As you most likely may have heard by now Saks has closed all of the Salon Z Plus Size Departments in their retail stores . . . but don’t worry they will still be carrying plus sizes online (where have I heard that before?)
Now to play devils advocate I do not think that Saks decided to close their plus size department because they don’t (as I’ve seen written online) “want fatties in their store”. I actually believe them when they site sales as a reason for closing Salon Z. The problem is I don’t think it had to come to that and allow me to explain why . . .
For about a decade now I have been a retailer of plus size clothing. When I first started there was a plethora of plus size “bridge lines”: Tamotsu, Sunny Choi, DKNY (not the current cheaper DKNYC label), Dana Buchman, Ellen Tracy, Eileen Fisher, Lafayette 148, etc. Over the years the DKNY line disappeared as did Tamotsu and Sunny Choi but it didn’t really hurt my business much – what very near killed my business was the double blow of losing both Dana Buchman and Ellen Tracy and I have no doubt that losing those brands was the beginning of the end for Salon Z . . .
All department stores have buyers who visit trade shows and showrooms to buy lines for their stores – when Dana Buchman and Ellen Tracy’s bridge lines ceased to exist their buyers still needed to stock Salon Z unfortunately the brands that were appearing on the scene were more “contemporary” lines like Amanda Uprichard and Prairie New York and they were not really styles that fit with the core Salon Z customer. Most of the styles were a bit “too young” and Saks got stuck with them.
What I wish Saks would have done was simply make Salon Z a bit smaller and stick to the brands that still did exist that fit with their core customer such as Lafayette 148, Marina Rinaldi, Eileen Fisher, Lafayette 148 and Stizzoli. I can’t help feeling that had they done that Salon Z would have survived.
But, I hear you say – hey, the title of this post is: What Saks Closing Salon Z Means To Plus Size Women NOT Why Did It Close. Sorry, you are correct – it normally takes me a good while to get to my point
For years after Dana Buchman and Ellen Tracy’s bridge lines disappeared I prayed that someone, somewhere would step into the void and now with Saks closing Salon Z in all of its retail stores I fear that prayer has a much smaller chance of ever being answered.

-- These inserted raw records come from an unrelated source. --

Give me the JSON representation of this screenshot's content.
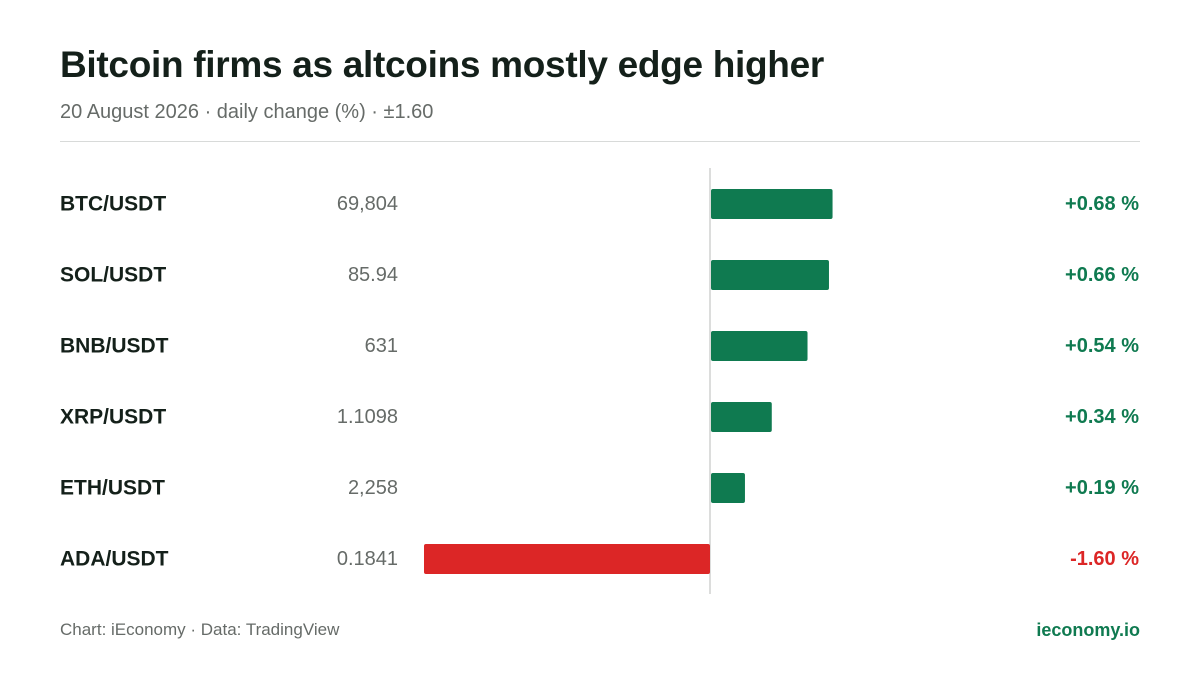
{
  "header": {
    "title": "Bitcoin firms as altcoins mostly edge higher",
    "subtitle": "20 August 2026 · daily change (%) · ±1.60"
  },
  "footer": {
    "source": "Chart: iEconomy · Data: TradingView",
    "brand": "ieconomy.io"
  },
  "colors": {
    "positive": "#0f7a50",
    "negative": "#dc2626",
    "label": "#14201a",
    "price": "#666b68",
    "axis": "#d0d2d1"
  },
  "chart_data": {
    "type": "bar",
    "orientation": "horizontal",
    "xlim": [
      -1.6,
      1.6
    ],
    "categories": [
      "BTC/USDT",
      "SOL/USDT",
      "BNB/USDT",
      "XRP/USDT",
      "ETH/USDT",
      "ADA/USDT"
    ],
    "prices": [
      "69,804",
      "85.94",
      "631",
      "1.1098",
      "2,258",
      "0.1841"
    ],
    "values": [
      0.68,
      0.66,
      0.54,
      0.34,
      0.19,
      -1.6
    ],
    "value_labels": [
      "+0.68 %",
      "+0.66 %",
      "+0.54 %",
      "+0.34 %",
      "+0.19 %",
      "-1.60 %"
    ],
    "grid": false,
    "legend": "none"
  }
}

Some of you may remember back in 2006 that Saks closed their petite department (it eventually reopened for a time due to the uproar). When that happened Ellen Tracy stopped making petites and brands like Dana Buchman and Eileen Fisher started to question how much time and resources they were going to continue to put into the brand now that one of their biggest buyers was pulling out of petites. Like Plus Sizes, Petites need special attention such as a different fit model, different patterns, etc. if there are no big retailers to purchase a fair amount of your product it does not get made and while Saks will still be selling plus sizes online those 25 Salon Z departments that no longer exist in their physical stores make designing and manufacturing higher end plus size clothing even less attractive than it already was.

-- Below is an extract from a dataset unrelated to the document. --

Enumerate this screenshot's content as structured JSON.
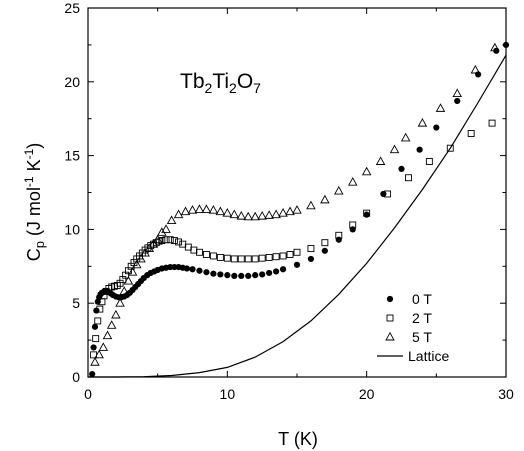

I have no doubt that higher brands that currently do plus sizes (such as Lafayette 148) will remain in the plus size market but I do not see other higher brands deciding to jump in now that what surely would have been one of their biggest buyers is not going to be buying all that big anymore.

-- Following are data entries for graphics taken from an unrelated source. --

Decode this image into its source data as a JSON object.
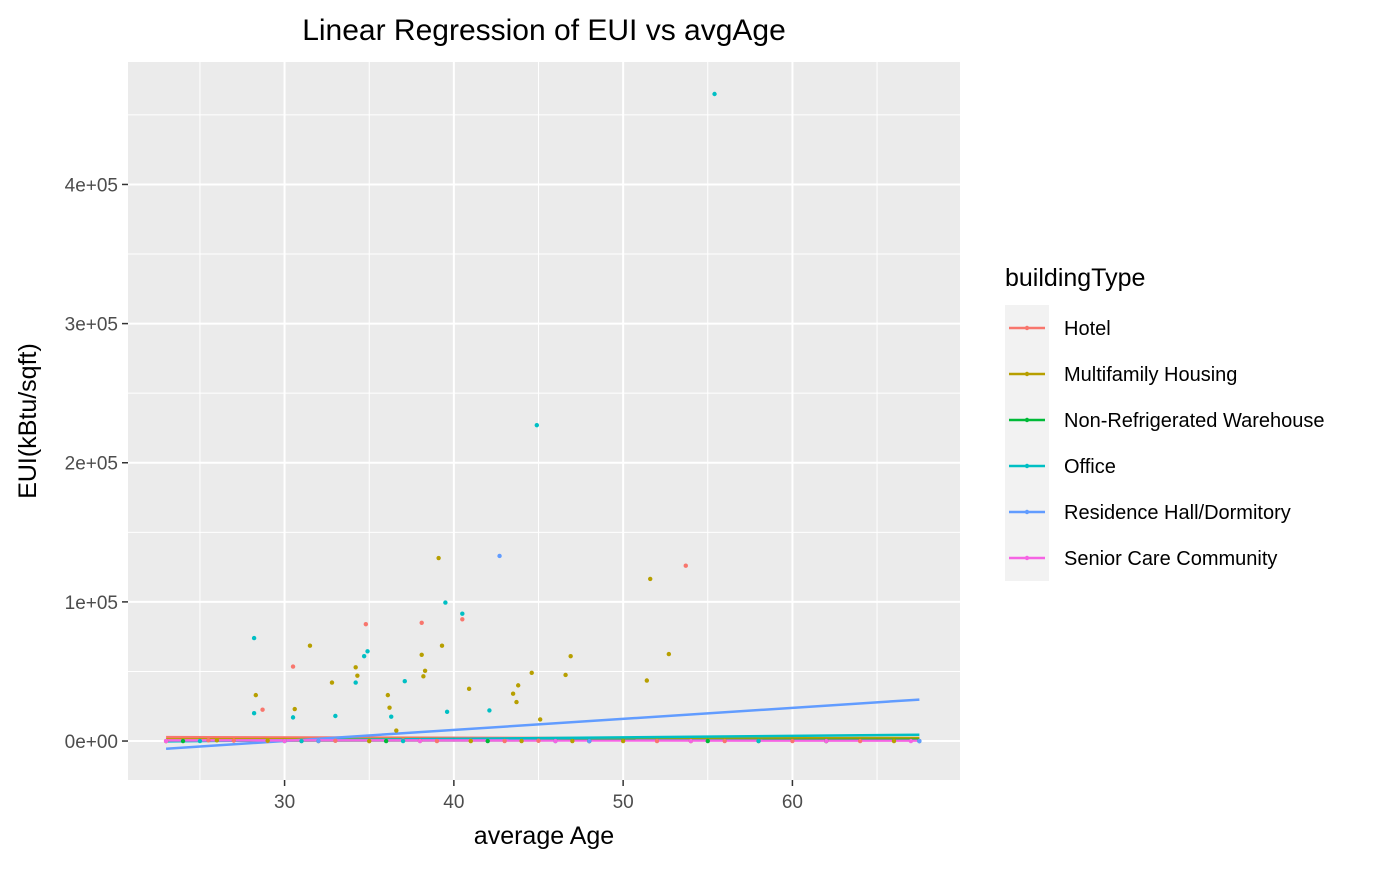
{
  "chart_data": {
    "type": "scatter",
    "title": "Linear Regression of EUI vs avgAge",
    "xlabel": "average Age",
    "ylabel": "EUI(kBtu/sqft)",
    "xlim": [
      20.75,
      69.9
    ],
    "ylim": [
      -28000,
      488000
    ],
    "x_ticks": [
      30,
      40,
      50,
      60
    ],
    "x_tick_labels": [
      "30",
      "40",
      "50",
      "60"
    ],
    "y_ticks": [
      0,
      100000,
      200000,
      300000,
      400000
    ],
    "y_tick_labels": [
      "0e+00",
      "1e+05",
      "2e+05",
      "3e+05",
      "4e+05"
    ],
    "grid": true,
    "legend_title": "buildingType",
    "legend_position": "right",
    "series": [
      {
        "name": "Hotel",
        "color": "#F8766D",
        "points": [
          [
            28.7,
            22500
          ],
          [
            30.5,
            53500
          ],
          [
            34.8,
            84000
          ],
          [
            38.1,
            85000
          ],
          [
            40.5,
            87500
          ],
          [
            53.7,
            126000
          ],
          [
            23,
            0
          ],
          [
            25.5,
            500
          ],
          [
            27,
            300
          ],
          [
            29,
            100
          ],
          [
            31,
            0
          ],
          [
            33,
            200
          ],
          [
            35,
            0
          ],
          [
            37,
            400
          ],
          [
            39,
            0
          ],
          [
            41,
            100
          ],
          [
            43,
            0
          ],
          [
            45,
            200
          ],
          [
            48,
            0
          ],
          [
            52,
            0
          ],
          [
            56,
            0
          ],
          [
            60,
            0
          ],
          [
            64,
            0
          ],
          [
            67.5,
            0
          ]
        ],
        "fit": [
          [
            23,
            2800
          ],
          [
            67.5,
            1700
          ]
        ]
      },
      {
        "name": "Multifamily Housing",
        "color": "#B79F00",
        "points": [
          [
            28.3,
            33000
          ],
          [
            30.6,
            23000
          ],
          [
            31.5,
            68500
          ],
          [
            32.8,
            42000
          ],
          [
            34.2,
            53000
          ],
          [
            34.3,
            47000
          ],
          [
            36.1,
            33000
          ],
          [
            36.2,
            24000
          ],
          [
            36.6,
            7500
          ],
          [
            38.1,
            62000
          ],
          [
            38.2,
            46500
          ],
          [
            38.3,
            50500
          ],
          [
            39.1,
            131500
          ],
          [
            39.3,
            68500
          ],
          [
            40.9,
            37500
          ],
          [
            43.5,
            34000
          ],
          [
            43.7,
            28000
          ],
          [
            43.8,
            40000
          ],
          [
            44.6,
            49000
          ],
          [
            45.1,
            15500
          ],
          [
            46.6,
            47500
          ],
          [
            46.9,
            61000
          ],
          [
            51.4,
            43500
          ],
          [
            51.6,
            116500
          ],
          [
            52.7,
            62500
          ],
          [
            23,
            0
          ],
          [
            26,
            500
          ],
          [
            29,
            300
          ],
          [
            32,
            0
          ],
          [
            35,
            0
          ],
          [
            38,
            100
          ],
          [
            41,
            0
          ],
          [
            44,
            0
          ],
          [
            47,
            0
          ],
          [
            50,
            0
          ],
          [
            54,
            0
          ],
          [
            58,
            0
          ],
          [
            62,
            0
          ],
          [
            66,
            0
          ]
        ],
        "fit": [
          [
            23,
            1200
          ],
          [
            67.5,
            2200
          ]
        ]
      },
      {
        "name": "Non-Refrigerated Warehouse",
        "color": "#00BA38",
        "points": [
          [
            24,
            0
          ],
          [
            30,
            0
          ],
          [
            36,
            0
          ],
          [
            42,
            0
          ],
          [
            48,
            0
          ],
          [
            55,
            0
          ],
          [
            62,
            0
          ]
        ],
        "fit": [
          [
            23,
            200
          ],
          [
            67.5,
            900
          ]
        ]
      },
      {
        "name": "Office",
        "color": "#00BFC4",
        "points": [
          [
            28.2,
            74000
          ],
          [
            28.2,
            20000
          ],
          [
            30.5,
            17000
          ],
          [
            33.0,
            18000
          ],
          [
            34.2,
            42000
          ],
          [
            34.7,
            61000
          ],
          [
            34.9,
            64500
          ],
          [
            36.3,
            17500
          ],
          [
            37.1,
            43000
          ],
          [
            39.5,
            99500
          ],
          [
            39.6,
            21000
          ],
          [
            40.5,
            91500
          ],
          [
            42.1,
            22000
          ],
          [
            44.9,
            227000
          ],
          [
            55.4,
            465000
          ],
          [
            67.5,
            0
          ],
          [
            25,
            0
          ],
          [
            31,
            0
          ],
          [
            37,
            0
          ],
          [
            46,
            0
          ],
          [
            58,
            0
          ]
        ],
        "fit": [
          [
            23,
            -200
          ],
          [
            67.5,
            4500
          ]
        ]
      },
      {
        "name": "Residence Hall/Dormitory",
        "color": "#619CFF",
        "points": [
          [
            42.7,
            133000
          ],
          [
            67.5,
            0
          ],
          [
            32,
            0
          ],
          [
            48,
            0
          ]
        ],
        "fit": [
          [
            23,
            -5500
          ],
          [
            67.5,
            29800
          ]
        ]
      },
      {
        "name": "Senior Care Community",
        "color": "#F564E3",
        "points": [
          [
            23,
            0
          ],
          [
            30,
            0
          ],
          [
            38,
            0
          ],
          [
            46,
            0
          ],
          [
            54,
            0
          ],
          [
            62,
            0
          ],
          [
            67,
            0
          ]
        ],
        "fit": [
          [
            23,
            500
          ],
          [
            67.5,
            300
          ]
        ]
      }
    ]
  }
}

I can’t help but think that Saks’ decision to close Salon Z is a main reason why Marc Jacobs’ plus size line never came to be. I mean who would buy it? Bloomingdales perhaps and maybe even Nordstrom but if he was aiming for Macy’s well then that would mean more crappy polyester with a $99 price tag slapped on it and while some designers might not have a problem with that I don’t see Marc Jacobs compromising like that.